Simulating the predictive model for the MPC algorithm and setting the required parameters are important steps to ensure that the optimization selects the best control action. With Model Predictive Control Toolbox™, you can create an MPC controller by programming in MATLAB and set the required parameters graphically. You can also validate the design through numerical simulation of a closed-loop system using Simulink.

Path tracking with model prediction control (MPC).

Path tracking with model prediction control (MPC).

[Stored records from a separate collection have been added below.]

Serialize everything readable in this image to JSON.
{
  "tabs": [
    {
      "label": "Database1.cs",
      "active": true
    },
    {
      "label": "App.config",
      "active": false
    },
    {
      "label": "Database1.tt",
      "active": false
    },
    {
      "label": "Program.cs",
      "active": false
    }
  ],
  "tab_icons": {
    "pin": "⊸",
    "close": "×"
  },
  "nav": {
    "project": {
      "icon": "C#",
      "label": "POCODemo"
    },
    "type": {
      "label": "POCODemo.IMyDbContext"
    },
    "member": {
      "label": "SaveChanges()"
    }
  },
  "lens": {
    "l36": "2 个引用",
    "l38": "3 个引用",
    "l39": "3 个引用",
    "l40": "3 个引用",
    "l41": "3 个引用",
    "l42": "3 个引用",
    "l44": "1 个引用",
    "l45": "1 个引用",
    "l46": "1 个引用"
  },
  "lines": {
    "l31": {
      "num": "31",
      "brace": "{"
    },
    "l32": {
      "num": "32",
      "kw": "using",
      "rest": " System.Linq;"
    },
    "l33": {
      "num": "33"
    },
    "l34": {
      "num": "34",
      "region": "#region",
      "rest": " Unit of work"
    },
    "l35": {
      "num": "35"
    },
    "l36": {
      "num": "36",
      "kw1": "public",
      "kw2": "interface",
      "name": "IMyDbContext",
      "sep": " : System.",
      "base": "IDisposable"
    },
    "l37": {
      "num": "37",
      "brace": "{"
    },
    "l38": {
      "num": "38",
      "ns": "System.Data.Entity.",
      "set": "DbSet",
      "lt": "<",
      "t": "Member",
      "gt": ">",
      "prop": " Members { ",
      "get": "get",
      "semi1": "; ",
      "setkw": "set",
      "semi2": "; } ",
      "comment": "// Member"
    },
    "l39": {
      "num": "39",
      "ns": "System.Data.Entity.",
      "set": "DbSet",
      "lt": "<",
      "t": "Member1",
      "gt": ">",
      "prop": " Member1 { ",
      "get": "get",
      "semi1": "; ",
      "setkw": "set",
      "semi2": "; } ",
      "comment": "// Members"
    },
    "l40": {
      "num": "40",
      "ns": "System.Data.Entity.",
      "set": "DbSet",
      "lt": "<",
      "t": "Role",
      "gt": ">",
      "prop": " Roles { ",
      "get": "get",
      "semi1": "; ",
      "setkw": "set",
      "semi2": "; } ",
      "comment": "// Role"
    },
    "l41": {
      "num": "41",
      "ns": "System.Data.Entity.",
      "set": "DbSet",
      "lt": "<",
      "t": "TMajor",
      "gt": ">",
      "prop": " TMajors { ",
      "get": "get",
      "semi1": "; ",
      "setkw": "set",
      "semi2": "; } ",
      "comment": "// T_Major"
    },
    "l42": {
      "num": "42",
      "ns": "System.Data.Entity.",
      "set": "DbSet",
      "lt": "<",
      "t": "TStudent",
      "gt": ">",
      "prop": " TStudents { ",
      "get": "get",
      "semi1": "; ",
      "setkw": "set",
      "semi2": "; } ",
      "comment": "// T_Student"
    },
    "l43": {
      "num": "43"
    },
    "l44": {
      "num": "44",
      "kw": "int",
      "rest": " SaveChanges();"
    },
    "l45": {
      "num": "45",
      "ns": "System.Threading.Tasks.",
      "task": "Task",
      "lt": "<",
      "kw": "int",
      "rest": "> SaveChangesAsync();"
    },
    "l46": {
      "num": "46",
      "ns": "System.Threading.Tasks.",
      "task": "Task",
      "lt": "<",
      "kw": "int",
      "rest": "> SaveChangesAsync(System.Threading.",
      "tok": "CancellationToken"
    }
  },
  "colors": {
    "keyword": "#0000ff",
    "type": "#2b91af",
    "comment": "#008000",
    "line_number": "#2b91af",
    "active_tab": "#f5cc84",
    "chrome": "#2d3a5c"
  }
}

3. Obstacle Avoidance Using Reinforcement Learning

Reinforcement learning is another approach to path following and obstacle avoidance. Reinforcement learning is a machine learning method in which an agent (or robot) observes a state in an environment and decides an action to be taken. In the past, reinforcement learning did not have the capacity to handle high-dimensional sensor data such as images and point clouds. With the advent of deep learning, end-to-end deep reinforcement learning has attracted more attention as a feasible path-following approach. With deep reinforcement learning, ARMs can recognize obstacles from images and point clouds and learn paths that avoid the obstacles by trial and error. In addition, with continued learning, AMRs can respond flexibly to changes in the environment.

However, applying this approach directly in an actual AMR is difficult because sufficient learning for safe operation requires an enormous amount of time. Therefore, many approaches of this type use a simulator first. When the learning process has progressed sufficiently in the simulator, additional learning and verification can occur in the actual AMR. MATLAB and Simulink provide strong support for building simulation environments for training. Furthermore, the Reinforcement Learning Toolbox™ supports various reinforcement learning algorithms such as DQN and DDPG.

Obstacle avoidance through reinforcement learning.

Obstacle avoidance through reinforcement learning.